Agiter pour mieux chauffer
Ces fluides complexes n’en présentent pas moins des propriétés rhéologiques (d’écoulement) intéressantes, comme la rhéofluidification ou la viscoélasticité. Dans le premier cas, leur viscosité change sous l’effet d’une sollicitation mécanique, « à l’instar du dentifrice ou du gel douche, qui deviennent moins visqueux quand on les étale », illustre Tom Lacassagne. Dans le deuxième cas, leur élasticité leur donne une capacité à répondre de manière surprenante aux sollicitations extérieures « comme du miel ». Ces comportements favorisent les instabilités et l’apparition de turbulence, et peuvent donc être exploités, notamment, pour booster les transferts de chaleur à moindre effort.

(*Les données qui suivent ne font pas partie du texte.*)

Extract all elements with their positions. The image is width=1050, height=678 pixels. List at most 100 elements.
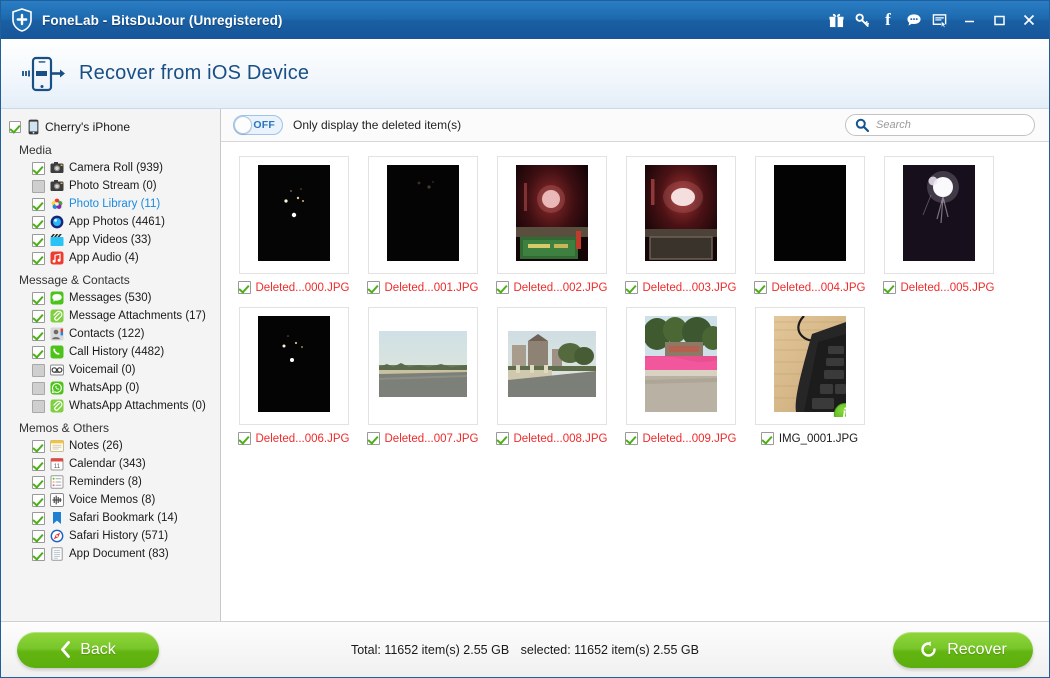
sidebar-item-photo-library[interactable]: Photo Library (11) [1, 196, 220, 212]
thumbnail-image[interactable] [754, 156, 865, 274]
facebook-icon[interactable]: f [875, 5, 901, 35]
thumbnail-image[interactable] [625, 307, 736, 425]
sidebar-item-contacts[interactable]: Contacts (122) [1, 326, 220, 342]
sidebar-item-checkbox[interactable] [32, 291, 45, 305]
sidebar-item-label: Camera Roll (939) [69, 162, 163, 174]
sidebar-item-checkbox[interactable] [32, 547, 45, 561]
thumbnail-image[interactable] [496, 307, 607, 425]
sidebar-item-reminders[interactable]: Reminders (8) [1, 474, 220, 490]
recover-button-label: Recover [947, 640, 1007, 658]
sidebar-item-checkbox[interactable] [32, 179, 45, 193]
sidebar-item-checkbox[interactable] [32, 197, 45, 211]
sidebar-item-checkbox[interactable] [32, 399, 45, 413]
thumbnail-checkbox[interactable] [882, 281, 896, 294]
thumbnail-cell[interactable]: Deleted...007.JPG [358, 307, 487, 445]
sidebar-item-photo-stream[interactable]: Photo Stream (0) [1, 178, 220, 194]
sidebar-item-voice-memos[interactable]: Voice Memos (8) [1, 492, 220, 508]
thumbnail-label-row: Deleted...004.JPG [753, 281, 865, 294]
recover-button[interactable]: Recover [893, 631, 1033, 668]
thumbnail-scroll-area[interactable]: Deleted...000.JPG Deleted...001.JPG Delete… [221, 142, 1049, 621]
sidebar-item-safari-history[interactable]: Safari History (571) [1, 528, 220, 544]
thumbnail-cell[interactable]: Deleted...002.JPG [487, 156, 616, 294]
thumbnail-label-row: Deleted...005.JPG [882, 281, 994, 294]
chat-icon[interactable] [901, 5, 927, 35]
sidebar-item-checkbox[interactable] [32, 493, 45, 507]
sidebar-item-camera-roll[interactable]: Camera Roll (939) [1, 160, 220, 176]
sidebar-item-checkbox[interactable] [32, 161, 45, 175]
thumbnail-checkbox[interactable] [366, 432, 380, 445]
thumbnail-cell[interactable]: Deleted...009.JPG [616, 307, 745, 445]
deleted-only-toggle[interactable]: OFF [233, 115, 283, 135]
sidebar-item-voicemail[interactable]: Voicemail (0) [1, 362, 220, 378]
search-box[interactable] [845, 114, 1035, 136]
thumbnail-cell[interactable]: Deleted...003.JPG [616, 156, 745, 294]
thumbnail-image[interactable] [496, 156, 607, 274]
sidebar-item-app-videos[interactable]: App Videos (33) [1, 232, 220, 248]
thumbnail-checkbox[interactable] [753, 281, 767, 294]
thumbnail-image[interactable] [883, 156, 994, 274]
sidebar-item-whatsapp[interactable]: WhatsApp (0) [1, 380, 220, 396]
thumbnail-image[interactable] [625, 156, 736, 274]
thumbnail-cell[interactable]: Deleted...001.JPG [358, 156, 487, 294]
thumbnail-image[interactable] [238, 156, 349, 274]
thumbnail-checkbox[interactable] [237, 281, 251, 294]
sidebar-item-app-audio[interactable]: App Audio (4) [1, 250, 220, 266]
thumbnail-checkbox[interactable] [624, 281, 638, 294]
sidebar-item-checkbox[interactable] [32, 233, 45, 247]
thumbnail-filename: Deleted...009.JPG [642, 432, 737, 445]
sidebar-item-messages[interactable]: Messages (530) [1, 290, 220, 306]
sidebar-item-checkbox[interactable] [32, 439, 45, 453]
sidebar-item-app-photos[interactable]: App Photos (4461) [1, 214, 220, 230]
search-input[interactable] [876, 119, 1026, 131]
sidebar-item-checkbox[interactable] [32, 309, 45, 323]
thumbnail-label-row: Deleted...008.JPG [495, 432, 607, 445]
maximize-button[interactable] [985, 5, 1013, 35]
thumbnail-checkbox[interactable] [495, 432, 509, 445]
minimize-button[interactable] [955, 5, 983, 35]
sidebar-item-checkbox[interactable] [32, 327, 45, 341]
sidebar-item-checkbox[interactable] [32, 457, 45, 471]
register-icon[interactable] [927, 5, 953, 35]
sidebar-item-checkbox[interactable] [32, 251, 45, 265]
thumbnail-cell[interactable]: Deleted...008.JPG [487, 307, 616, 445]
thumbnail-filename: Deleted...002.JPG [513, 281, 608, 294]
sidebar-item-safari-bookmark[interactable]: Safari Bookmark (14) [1, 510, 220, 526]
thumbnail-cell[interactable]: Deleted...006.JPG [229, 307, 358, 445]
sidebar-item-checkbox[interactable] [32, 475, 45, 489]
back-button[interactable]: Back [17, 631, 159, 668]
app-audio-icon [50, 251, 64, 265]
key-icon[interactable] [849, 5, 875, 35]
sidebar-item-calendar[interactable]: 11 Calendar (343) [1, 456, 220, 472]
sidebar-item-checkbox[interactable] [32, 345, 45, 359]
thumbnail-checkbox[interactable] [624, 432, 638, 445]
notes-icon [50, 439, 64, 453]
thumbnail-cell[interactable]: i IMG_0001.JPG [745, 307, 874, 445]
thumbnail-cell[interactable]: Deleted...004.JPG [745, 156, 874, 294]
thumbnail-checkbox[interactable] [495, 281, 509, 294]
sidebar-item-checkbox[interactable] [32, 529, 45, 543]
thumbnail-checkbox[interactable] [366, 281, 380, 294]
gift-icon[interactable] [823, 5, 849, 35]
app-photos-icon [50, 215, 64, 229]
sidebar-item-call-history[interactable]: Call History (4482) [1, 344, 220, 360]
sidebar-item-whatsapp-attachments[interactable]: WhatsApp Attachments (0) [1, 398, 220, 414]
thumbnail-image[interactable] [367, 156, 478, 274]
thumbnail-image[interactable]: i [754, 307, 865, 425]
sidebar-item-checkbox[interactable] [32, 215, 45, 229]
sidebar-item-notes[interactable]: Notes (26) [1, 438, 220, 454]
device-checkbox[interactable] [9, 121, 21, 133]
sidebar-item-message-attachments[interactable]: Message Attachments (17) [1, 308, 220, 324]
thumbnail-checkbox[interactable] [237, 432, 251, 445]
sidebar-item-checkbox[interactable] [32, 381, 45, 395]
sidebar-item-checkbox[interactable] [32, 363, 45, 377]
sidebar-item-device[interactable]: Cherry's iPhone [1, 117, 220, 138]
sidebar-item-checkbox[interactable] [32, 511, 45, 525]
thumbnail-image[interactable] [238, 307, 349, 425]
thumbnail-image[interactable] [367, 307, 478, 425]
chevron-left-icon [60, 641, 71, 658]
thumbnail-cell[interactable]: Deleted...000.JPG [229, 156, 358, 294]
close-button[interactable] [1015, 5, 1043, 35]
thumbnail-cell[interactable]: Deleted...005.JPG [874, 156, 1003, 294]
sidebar-item-app-document[interactable]: App Document (83) [1, 546, 220, 562]
thumbnail-checkbox[interactable] [760, 432, 774, 445]
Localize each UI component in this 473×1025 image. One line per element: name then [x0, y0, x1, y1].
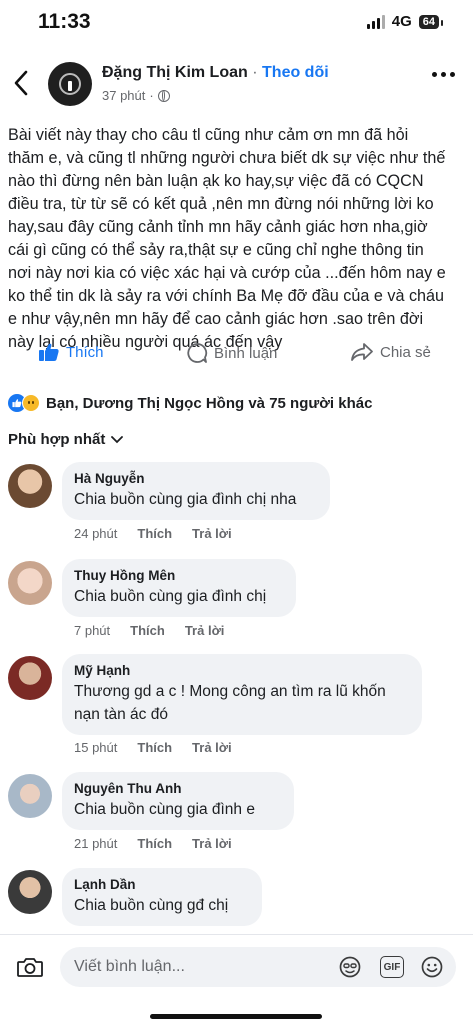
- reaction-summary[interactable]: Bạn, Dương Thị Ngọc Hồng và 75 người khá…: [8, 394, 372, 412]
- follow-button[interactable]: Theo dõi: [262, 64, 329, 81]
- like-label: Thích: [66, 343, 104, 361]
- comment-text: Chia buồn cùng gia đình e: [74, 801, 255, 818]
- back-arrow-icon[interactable]: [10, 68, 34, 98]
- comment-text: Chia buồn cùng gia đình chị nha: [74, 491, 297, 508]
- comment-like-button[interactable]: Thích: [137, 740, 172, 755]
- reaction-text: Bạn, Dương Thị Ngọc Hồng và 75 người khá…: [46, 394, 373, 412]
- commenter-name[interactable]: Mỹ Hạnh: [74, 662, 408, 680]
- author-line: Đặng Thị Kim Loan · Theo dõi: [102, 64, 329, 82]
- network-type: 4G: [391, 13, 412, 30]
- share-label: Chia sẻ: [380, 343, 431, 361]
- emoji-icon[interactable]: [420, 955, 444, 979]
- time-separator: ·: [149, 88, 154, 103]
- status-bar: 11:33 4G 64: [0, 0, 473, 44]
- comment-placeholder: Viết bình luận...: [74, 958, 185, 975]
- author-name[interactable]: Đặng Thị Kim Loan: [102, 64, 248, 81]
- chevron-down-icon: [111, 435, 124, 443]
- comment-text: Thương gd a c ! Mong công an tìm ra lũ k…: [74, 683, 386, 723]
- comment-reply-button[interactable]: Trả lời: [185, 623, 225, 638]
- comment-button[interactable]: Bình luận: [186, 342, 277, 364]
- share-button[interactable]: Chia sẻ: [350, 342, 431, 362]
- signal-icon: [366, 14, 385, 29]
- comment-reply-button[interactable]: Trả lời: [192, 526, 232, 541]
- camera-icon[interactable]: [16, 955, 44, 979]
- comment-meta: 7 phút Thích Trả lời: [74, 623, 224, 638]
- comment-bubble[interactable]: Nguyên Thu Anh Chia buồn cùng gia đình e: [62, 772, 294, 830]
- comment-meta: 24 phút Thích Trả lời: [74, 526, 232, 541]
- gif-icon[interactable]: GIF: [380, 956, 404, 978]
- comment-like-button[interactable]: Thích: [130, 623, 165, 638]
- commenter-avatar[interactable]: [8, 774, 52, 818]
- author-separator: ·: [252, 64, 258, 81]
- gif-label: GIF: [383, 961, 401, 973]
- globe-icon: [157, 89, 170, 102]
- comment-text: Chia buồn cùng gđ chị: [74, 897, 229, 914]
- commenter-name[interactable]: Lạnh Dần: [74, 876, 248, 894]
- battery-icon: 64: [418, 14, 444, 29]
- comment-reply-button[interactable]: Trả lời: [192, 740, 232, 755]
- comment-meta: 15 phút Thích Trả lời: [74, 740, 232, 755]
- share-icon: [351, 343, 373, 361]
- comment-icon: [187, 343, 208, 363]
- comment-like-button[interactable]: Thích: [137, 836, 172, 851]
- commenter-avatar[interactable]: [8, 870, 52, 914]
- status-time: 11:33: [38, 10, 91, 33]
- comment-sort[interactable]: Phù hợp nhất: [8, 431, 124, 448]
- comment-composer: Viết bình luận... GIF: [0, 934, 473, 1025]
- sort-label: Phù hợp nhất: [8, 431, 106, 448]
- post-time: 37 phút ·: [102, 88, 170, 103]
- commenter-name[interactable]: Hà Nguyễn: [74, 470, 316, 488]
- comment-bubble[interactable]: Hà Nguyễn Chia buồn cùng gia đình chị nh…: [62, 462, 330, 520]
- comment-like-button[interactable]: Thích: [137, 526, 172, 541]
- comment-reply-button[interactable]: Trả lời: [192, 836, 232, 851]
- comment-time: 24 phút: [74, 526, 118, 541]
- commenter-avatar[interactable]: [8, 561, 52, 605]
- status-indicators: 4G 64: [366, 13, 444, 30]
- comment-input[interactable]: Viết bình luận... GIF: [60, 947, 456, 987]
- sad-reaction-icon: [22, 394, 40, 412]
- thumbs-up-icon: [39, 343, 59, 361]
- comment-time: 7 phút: [74, 623, 111, 638]
- post-actions: Thích Bình luận Chia sẻ: [0, 342, 473, 372]
- comment-text: Chia buồn cùng gia đình chị: [74, 588, 267, 605]
- commenter-avatar[interactable]: [8, 464, 52, 508]
- avatar-sticker-icon[interactable]: [338, 955, 362, 979]
- comment-meta: 21 phút Thích Trả lời: [74, 836, 232, 851]
- commenter-avatar[interactable]: [8, 656, 52, 700]
- reaction-icons: [8, 394, 40, 412]
- comment-label: Bình luận: [214, 344, 278, 362]
- comment-bubble[interactable]: Thuy Hồng Mên Chia buồn cùng gia đình ch…: [62, 559, 296, 617]
- post-timestamp[interactable]: 37 phút: [102, 88, 145, 103]
- post-text: Bài viết này thay cho câu tl cũng như cả…: [8, 126, 446, 351]
- comment-bubble[interactable]: Mỹ Hạnh Thương gd a c ! Mong công an tìm…: [62, 654, 422, 735]
- home-indicator: [150, 1014, 322, 1019]
- comment-time: 15 phút: [74, 740, 118, 755]
- like-button[interactable]: Thích: [38, 342, 104, 362]
- post-header: Đặng Thị Kim Loan · Theo dõi 37 phút ·: [0, 58, 473, 114]
- comment-bubble[interactable]: Lạnh Dần Chia buồn cùng gđ chị: [62, 868, 262, 926]
- commenter-name[interactable]: Thuy Hồng Mên: [74, 567, 282, 585]
- author-avatar[interactable]: [48, 62, 92, 106]
- comment-time: 21 phút: [74, 836, 118, 851]
- more-options-icon[interactable]: [432, 72, 455, 77]
- commenter-name[interactable]: Nguyên Thu Anh: [74, 780, 280, 798]
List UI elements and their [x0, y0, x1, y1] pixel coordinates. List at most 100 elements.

En effet, dans un système d’échange thermique, plus le fluide circule de manière chaotique, plus le transfert est efficace. « Pour cela, il faut normalement une pompe puissante pour atteindre un régime turbulent », rappelle le chercheur. En jouant sur les propriétés rhéologiques de certains fluides, il devient alors possible d’atteindre le même niveau de désordre en dépensant moins d’énergie mécanique. C’est l’un des axes explorés par Tom Lacassagne : concevoir des fluides caloporteurs qui, en entrant plus vite en turbulence, intensifient les transferts sans augmenter la puissance de pompage.
Comme pour la modélisation du dentifrice, le chercheur part d’un fluide simple – l’eau est généralement un bon fluide thermique de base – auquel il ajoute progressivement des polymères ou de longues macromolécules en suspension pour l’épaissir de manière contrôlée. D’autres additifs sont également testés, comme des particules solides inertes, ou métalliques, qui améliorent directement la conduction thermique. Ces différentes formulations permettent de concevoir des fluides sur mesure, optimisés pour la performance énergétique.
Mélange de cultures
Si la complexité des fluides est parfois bénéfique — comme dans le développement de fluides caloporteurs — dans d’autres contextes, elle est davantage subie. C’est le cas dans un autre champ d’étude de Tom Lacassagne : les milieux biologiques vivants, en particulier les cultures de microalgues et de micro-organismes utilisées dans les bioprocédés. Depuis 2020, le chercheur collabore avec l’université de Mons en Belgique pour étudier les effets du brassage dans ces milieux sensibles au cisaillement.